イグレン 加藤 文男
1980年代、欧米を主要な市場として輸出を拡大していったが、輸入国の製造業に損害を与える恐れがあるとして、貿易摩擦として捉えられ始めた。貿易摩擦は、日本製品に対する輸入制限、輸入禁止、アンチダンピング課税という形に発展した。
まず、相手国の経済的情勢、政治的な情勢により、輸入制限の形となる。日本側から自主的に数量などを限定する輸出制限(相手国にとって輸入制限)の形をとることもあった。更に厳しくなると輸入禁止の措置が取られる。アンチダンピング課税とは、不当に安い価格(不当廉売)で輸出をし、輸入国の産業に損害を与える恐れのある場合、不公正輸出として、輸入国政府が国内産業を保護するために関税を課すことである。現在は、海外生産が進み、自動車や電機既製品では訴えられることは少なくなったが化学製品や鉄鋼では、時々話題になっている。
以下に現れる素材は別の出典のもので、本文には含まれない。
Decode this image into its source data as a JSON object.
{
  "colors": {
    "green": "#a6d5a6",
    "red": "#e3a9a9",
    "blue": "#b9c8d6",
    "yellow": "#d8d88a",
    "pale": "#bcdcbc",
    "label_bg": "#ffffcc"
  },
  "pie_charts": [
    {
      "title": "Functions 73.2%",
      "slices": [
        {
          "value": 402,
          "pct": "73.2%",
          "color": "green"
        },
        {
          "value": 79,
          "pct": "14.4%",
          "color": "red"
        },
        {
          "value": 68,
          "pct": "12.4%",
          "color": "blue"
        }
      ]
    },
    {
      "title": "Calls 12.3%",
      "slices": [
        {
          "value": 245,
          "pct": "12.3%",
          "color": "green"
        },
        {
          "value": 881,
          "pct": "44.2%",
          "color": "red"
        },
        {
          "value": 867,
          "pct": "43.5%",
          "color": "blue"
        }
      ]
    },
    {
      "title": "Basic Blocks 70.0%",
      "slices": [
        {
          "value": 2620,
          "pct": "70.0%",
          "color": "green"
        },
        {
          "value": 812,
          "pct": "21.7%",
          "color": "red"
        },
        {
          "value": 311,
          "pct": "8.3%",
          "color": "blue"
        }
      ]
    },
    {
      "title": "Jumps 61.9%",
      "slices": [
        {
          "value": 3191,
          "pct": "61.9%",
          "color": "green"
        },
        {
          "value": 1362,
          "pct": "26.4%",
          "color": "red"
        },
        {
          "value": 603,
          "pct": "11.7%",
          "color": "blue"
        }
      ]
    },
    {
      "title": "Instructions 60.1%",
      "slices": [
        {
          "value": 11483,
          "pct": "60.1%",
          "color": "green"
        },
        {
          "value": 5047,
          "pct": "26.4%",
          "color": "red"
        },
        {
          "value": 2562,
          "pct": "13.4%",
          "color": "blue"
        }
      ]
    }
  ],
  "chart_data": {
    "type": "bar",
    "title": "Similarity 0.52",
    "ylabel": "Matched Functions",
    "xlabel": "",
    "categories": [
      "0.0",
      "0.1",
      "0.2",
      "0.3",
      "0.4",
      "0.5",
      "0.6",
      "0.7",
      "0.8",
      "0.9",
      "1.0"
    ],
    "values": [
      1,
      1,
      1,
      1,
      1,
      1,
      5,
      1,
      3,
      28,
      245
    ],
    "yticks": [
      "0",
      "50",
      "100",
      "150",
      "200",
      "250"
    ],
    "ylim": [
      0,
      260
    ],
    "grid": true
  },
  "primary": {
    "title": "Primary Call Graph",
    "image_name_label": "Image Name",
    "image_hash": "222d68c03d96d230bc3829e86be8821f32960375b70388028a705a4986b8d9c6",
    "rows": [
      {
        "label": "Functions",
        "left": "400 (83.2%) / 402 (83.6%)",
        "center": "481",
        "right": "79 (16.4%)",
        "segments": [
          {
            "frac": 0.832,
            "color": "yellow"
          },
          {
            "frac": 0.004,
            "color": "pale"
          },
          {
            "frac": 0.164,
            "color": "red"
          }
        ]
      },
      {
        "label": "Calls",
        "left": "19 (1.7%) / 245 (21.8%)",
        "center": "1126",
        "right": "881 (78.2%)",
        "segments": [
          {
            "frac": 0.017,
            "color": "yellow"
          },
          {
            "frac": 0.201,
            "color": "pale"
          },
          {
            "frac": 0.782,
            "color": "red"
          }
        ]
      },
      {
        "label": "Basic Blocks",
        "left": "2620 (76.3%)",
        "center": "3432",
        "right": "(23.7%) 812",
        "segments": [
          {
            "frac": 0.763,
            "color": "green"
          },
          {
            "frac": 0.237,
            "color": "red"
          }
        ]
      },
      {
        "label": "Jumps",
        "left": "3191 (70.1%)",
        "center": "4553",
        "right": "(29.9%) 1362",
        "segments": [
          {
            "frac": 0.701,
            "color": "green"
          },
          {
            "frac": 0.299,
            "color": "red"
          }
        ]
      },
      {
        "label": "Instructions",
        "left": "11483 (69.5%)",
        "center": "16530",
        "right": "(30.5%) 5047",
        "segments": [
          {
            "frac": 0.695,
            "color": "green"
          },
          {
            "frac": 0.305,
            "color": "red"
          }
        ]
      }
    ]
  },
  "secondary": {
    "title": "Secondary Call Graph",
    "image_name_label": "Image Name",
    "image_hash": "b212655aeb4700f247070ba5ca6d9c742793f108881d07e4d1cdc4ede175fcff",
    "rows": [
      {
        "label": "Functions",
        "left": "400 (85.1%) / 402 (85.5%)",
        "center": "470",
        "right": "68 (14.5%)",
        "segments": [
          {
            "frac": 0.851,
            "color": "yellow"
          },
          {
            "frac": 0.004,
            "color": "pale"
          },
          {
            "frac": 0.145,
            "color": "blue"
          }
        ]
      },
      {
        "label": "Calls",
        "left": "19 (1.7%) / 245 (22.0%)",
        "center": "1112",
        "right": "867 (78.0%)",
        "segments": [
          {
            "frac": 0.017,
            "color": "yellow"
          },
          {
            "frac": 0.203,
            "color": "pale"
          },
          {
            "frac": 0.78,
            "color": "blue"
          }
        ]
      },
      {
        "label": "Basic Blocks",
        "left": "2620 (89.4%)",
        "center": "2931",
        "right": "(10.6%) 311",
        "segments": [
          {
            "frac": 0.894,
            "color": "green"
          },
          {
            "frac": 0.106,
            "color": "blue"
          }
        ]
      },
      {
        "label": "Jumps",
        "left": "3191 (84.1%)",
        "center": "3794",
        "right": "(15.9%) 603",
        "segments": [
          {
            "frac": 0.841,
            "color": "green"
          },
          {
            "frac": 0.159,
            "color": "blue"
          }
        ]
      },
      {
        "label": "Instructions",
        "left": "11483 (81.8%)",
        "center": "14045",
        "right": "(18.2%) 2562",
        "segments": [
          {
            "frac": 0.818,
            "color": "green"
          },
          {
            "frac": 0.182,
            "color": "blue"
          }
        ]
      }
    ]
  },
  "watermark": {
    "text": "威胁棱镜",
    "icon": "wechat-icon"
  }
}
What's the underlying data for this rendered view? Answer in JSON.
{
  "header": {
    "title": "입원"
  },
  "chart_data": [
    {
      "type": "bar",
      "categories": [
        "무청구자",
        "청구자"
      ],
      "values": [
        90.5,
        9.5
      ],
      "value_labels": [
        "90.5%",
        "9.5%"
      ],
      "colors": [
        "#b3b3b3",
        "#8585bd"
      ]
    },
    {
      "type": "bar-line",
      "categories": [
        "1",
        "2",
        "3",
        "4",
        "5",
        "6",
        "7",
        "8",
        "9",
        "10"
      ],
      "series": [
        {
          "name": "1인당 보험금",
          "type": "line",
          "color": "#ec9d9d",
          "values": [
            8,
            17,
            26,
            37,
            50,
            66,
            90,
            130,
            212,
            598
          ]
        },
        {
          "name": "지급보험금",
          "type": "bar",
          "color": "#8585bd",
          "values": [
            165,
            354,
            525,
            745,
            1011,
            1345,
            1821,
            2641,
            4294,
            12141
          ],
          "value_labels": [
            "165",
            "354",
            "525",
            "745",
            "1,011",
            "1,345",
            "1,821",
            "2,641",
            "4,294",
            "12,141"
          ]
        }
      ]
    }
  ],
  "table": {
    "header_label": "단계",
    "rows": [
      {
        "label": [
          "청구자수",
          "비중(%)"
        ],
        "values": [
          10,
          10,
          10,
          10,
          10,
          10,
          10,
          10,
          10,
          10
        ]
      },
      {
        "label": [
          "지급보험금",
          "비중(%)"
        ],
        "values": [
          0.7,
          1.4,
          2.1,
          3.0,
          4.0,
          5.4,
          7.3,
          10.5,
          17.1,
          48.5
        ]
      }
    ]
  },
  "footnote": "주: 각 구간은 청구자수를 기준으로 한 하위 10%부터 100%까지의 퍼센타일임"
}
不当廉売の疑いがかかり、「調査に入る」と調査の対象となった企業は、不当廉売でないことを膨大な資料を準備作成し、当方から証明する責任がある。これが証明できないとアンチダンピングとして高額の税金が課せられる。当時100%とか150%の高額な税金が課せられたという情報もあった。
アンチダンピンング課税は、1960年代後半から米国におけるテレビセットやテレビチュナーで調査が始まり、1970年代にはオートバイや、自動車へと波及した。1980年代には、米国だけでなく欧州でも毎年のように調査の対象となる製品が続出した。
日本製品に対してアンチダンピングの恐れがあるとして調査を開始した事例に次のようなものがあった。
発生年 地域と製品名
1968 USA:テレビセット、TVチュナー
1975 USA:自動車
1977 USA:オートバイ
1980 USA:電子レンジ、タイプライター
1982 USA:ポケットベル(ページャー) 欧州:VTR
1983 USA:ポリエステル繊維
1984 USA:電話機、自動車電話 欧州:電子タイプライター
1985 USA:64kDRAM、256kDRAM、EPROM 欧州:コピーマシン
1986 欧州:カラーブラウン管、電子レンジ
1987 USA:フォークリフト 欧州:EPROM、DRAM、自動車電話
1988 USA:3.5インチフロッピーデスク
1989 USA:ビジネステレフォン、製図機
1990 USA:薄型ディスプレイパネル、ワープロ
1992 USA:電動のこぎり
1993 欧州:放送用TVカメラ
1996 USA:スーパーコンピューター
1997 欧州:ファクシミリマシン
注:自動車電話とは、現在携帯電話のように小型化する前の商品
このように電気機器、電子機器関連のアンチダンピングの調査として扱われた製品が多かった。輸入制限、輸入禁止、ダンピング課税は、海外調達、海外生産への動きの大きな要因であった。